Studies have shown that in the metropolitan area, over 80% of sewage―mainly domestic but also industrial―is discharged into streams in the Guaire River’s 32 subbasins.
Treatment plants are to be constructed between the start of 2014 and early 2015, once the sewage systems are in place along with infrastructure for collecting, transporting, separating and discharging sewage in the subbasins of the Guaire River.
The project’s goal is to provide sewerage and treatment services for the citizens of the Caracas metropolitan area to improve their living standards and the quality of local water resources.
The project to improve water quality management will focus on the rehabilitation and/or expansion of operational infrastructure in water treatment plants and laboratories as well as measures to strengthen the management of potable water service in the areas of operation, maintenance and quality control.
"This project will help to improve the quality of life for many families living in small and medium-sized cities,” said Cressa. The project will benefit some 1.4 million inhabitants of towns and cities of between 5,000 and 500,000 population.
The project aims to rehabilitate and/or expand 18 water treatment plants, equip and placing into service 40 quality control laboratories in different regions of the country, and carry out 70 training workshops in the areas of operation, maintenance and quality control of water treatment plants.
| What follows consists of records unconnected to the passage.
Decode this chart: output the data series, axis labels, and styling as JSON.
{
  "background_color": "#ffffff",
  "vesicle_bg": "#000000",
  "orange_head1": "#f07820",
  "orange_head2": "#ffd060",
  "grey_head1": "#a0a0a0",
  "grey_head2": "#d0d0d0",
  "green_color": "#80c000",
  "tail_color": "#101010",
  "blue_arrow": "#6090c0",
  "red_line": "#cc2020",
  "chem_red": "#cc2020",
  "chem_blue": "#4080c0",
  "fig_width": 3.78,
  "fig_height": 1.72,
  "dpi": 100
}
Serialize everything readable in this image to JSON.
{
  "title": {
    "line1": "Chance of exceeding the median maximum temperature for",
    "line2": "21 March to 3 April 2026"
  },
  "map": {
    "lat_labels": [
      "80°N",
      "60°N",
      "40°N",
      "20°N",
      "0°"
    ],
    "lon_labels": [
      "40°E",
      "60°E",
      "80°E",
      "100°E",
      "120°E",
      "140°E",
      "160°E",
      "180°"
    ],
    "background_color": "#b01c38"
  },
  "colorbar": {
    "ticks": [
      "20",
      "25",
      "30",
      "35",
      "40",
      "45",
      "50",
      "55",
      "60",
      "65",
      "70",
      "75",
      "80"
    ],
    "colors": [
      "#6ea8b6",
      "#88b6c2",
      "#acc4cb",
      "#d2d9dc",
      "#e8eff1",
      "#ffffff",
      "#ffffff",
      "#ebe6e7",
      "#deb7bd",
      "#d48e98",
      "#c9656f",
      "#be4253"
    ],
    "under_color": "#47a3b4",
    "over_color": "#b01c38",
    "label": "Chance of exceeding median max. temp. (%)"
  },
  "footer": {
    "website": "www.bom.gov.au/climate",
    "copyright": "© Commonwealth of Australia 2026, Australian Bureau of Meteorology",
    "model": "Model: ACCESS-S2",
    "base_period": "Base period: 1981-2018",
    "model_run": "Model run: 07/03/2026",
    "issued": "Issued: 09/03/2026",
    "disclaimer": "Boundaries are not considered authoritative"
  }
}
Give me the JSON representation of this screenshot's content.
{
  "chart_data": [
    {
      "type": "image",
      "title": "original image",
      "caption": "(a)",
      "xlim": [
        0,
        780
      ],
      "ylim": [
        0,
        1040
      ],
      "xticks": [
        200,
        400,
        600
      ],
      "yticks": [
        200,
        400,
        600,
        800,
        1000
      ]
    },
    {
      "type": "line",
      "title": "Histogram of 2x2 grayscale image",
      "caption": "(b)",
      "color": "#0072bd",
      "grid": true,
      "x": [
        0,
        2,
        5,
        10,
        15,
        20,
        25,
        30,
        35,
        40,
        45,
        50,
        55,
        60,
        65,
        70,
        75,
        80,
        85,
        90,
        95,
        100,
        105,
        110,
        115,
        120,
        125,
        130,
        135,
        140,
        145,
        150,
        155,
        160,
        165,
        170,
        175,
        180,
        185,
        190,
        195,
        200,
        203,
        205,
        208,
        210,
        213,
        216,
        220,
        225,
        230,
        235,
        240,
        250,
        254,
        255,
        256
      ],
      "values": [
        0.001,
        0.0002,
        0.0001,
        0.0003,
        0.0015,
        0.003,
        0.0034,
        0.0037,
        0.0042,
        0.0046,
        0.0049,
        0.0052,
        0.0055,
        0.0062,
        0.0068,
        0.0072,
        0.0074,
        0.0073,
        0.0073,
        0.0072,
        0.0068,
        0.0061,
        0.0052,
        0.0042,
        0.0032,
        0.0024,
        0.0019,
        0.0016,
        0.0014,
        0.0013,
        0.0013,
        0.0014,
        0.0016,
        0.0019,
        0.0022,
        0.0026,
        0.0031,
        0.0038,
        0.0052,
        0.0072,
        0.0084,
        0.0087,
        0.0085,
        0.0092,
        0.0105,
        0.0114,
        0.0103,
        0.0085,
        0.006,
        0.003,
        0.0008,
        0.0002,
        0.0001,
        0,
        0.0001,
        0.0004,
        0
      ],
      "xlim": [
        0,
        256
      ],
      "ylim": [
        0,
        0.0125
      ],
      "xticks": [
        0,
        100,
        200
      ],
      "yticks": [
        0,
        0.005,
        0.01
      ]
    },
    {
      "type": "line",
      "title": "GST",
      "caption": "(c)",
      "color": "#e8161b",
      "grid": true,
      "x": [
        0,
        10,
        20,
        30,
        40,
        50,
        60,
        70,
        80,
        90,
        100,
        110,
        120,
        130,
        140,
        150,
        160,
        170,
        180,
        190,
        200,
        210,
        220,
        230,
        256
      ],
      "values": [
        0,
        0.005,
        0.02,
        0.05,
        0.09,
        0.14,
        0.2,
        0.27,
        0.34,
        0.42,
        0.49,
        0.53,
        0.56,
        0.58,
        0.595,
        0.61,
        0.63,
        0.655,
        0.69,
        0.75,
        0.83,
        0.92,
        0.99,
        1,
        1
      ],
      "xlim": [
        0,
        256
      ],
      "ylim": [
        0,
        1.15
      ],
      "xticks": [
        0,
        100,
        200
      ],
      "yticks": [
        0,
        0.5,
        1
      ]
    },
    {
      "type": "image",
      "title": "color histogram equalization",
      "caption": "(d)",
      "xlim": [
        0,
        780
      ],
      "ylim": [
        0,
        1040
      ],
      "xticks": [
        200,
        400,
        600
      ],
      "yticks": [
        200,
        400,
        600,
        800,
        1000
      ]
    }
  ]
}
These loans will contribute to the country's strategy to maintain and improve potable water access and quality of drinking water and provide sanitation for all its population.
Both loans have 25-year terms, with five and one-half-year grace periods and variable interest rates based on Libor. The government will provide counterpart funding of $70 million for the Guaire River sanitation project and $42 million for the water quality management project.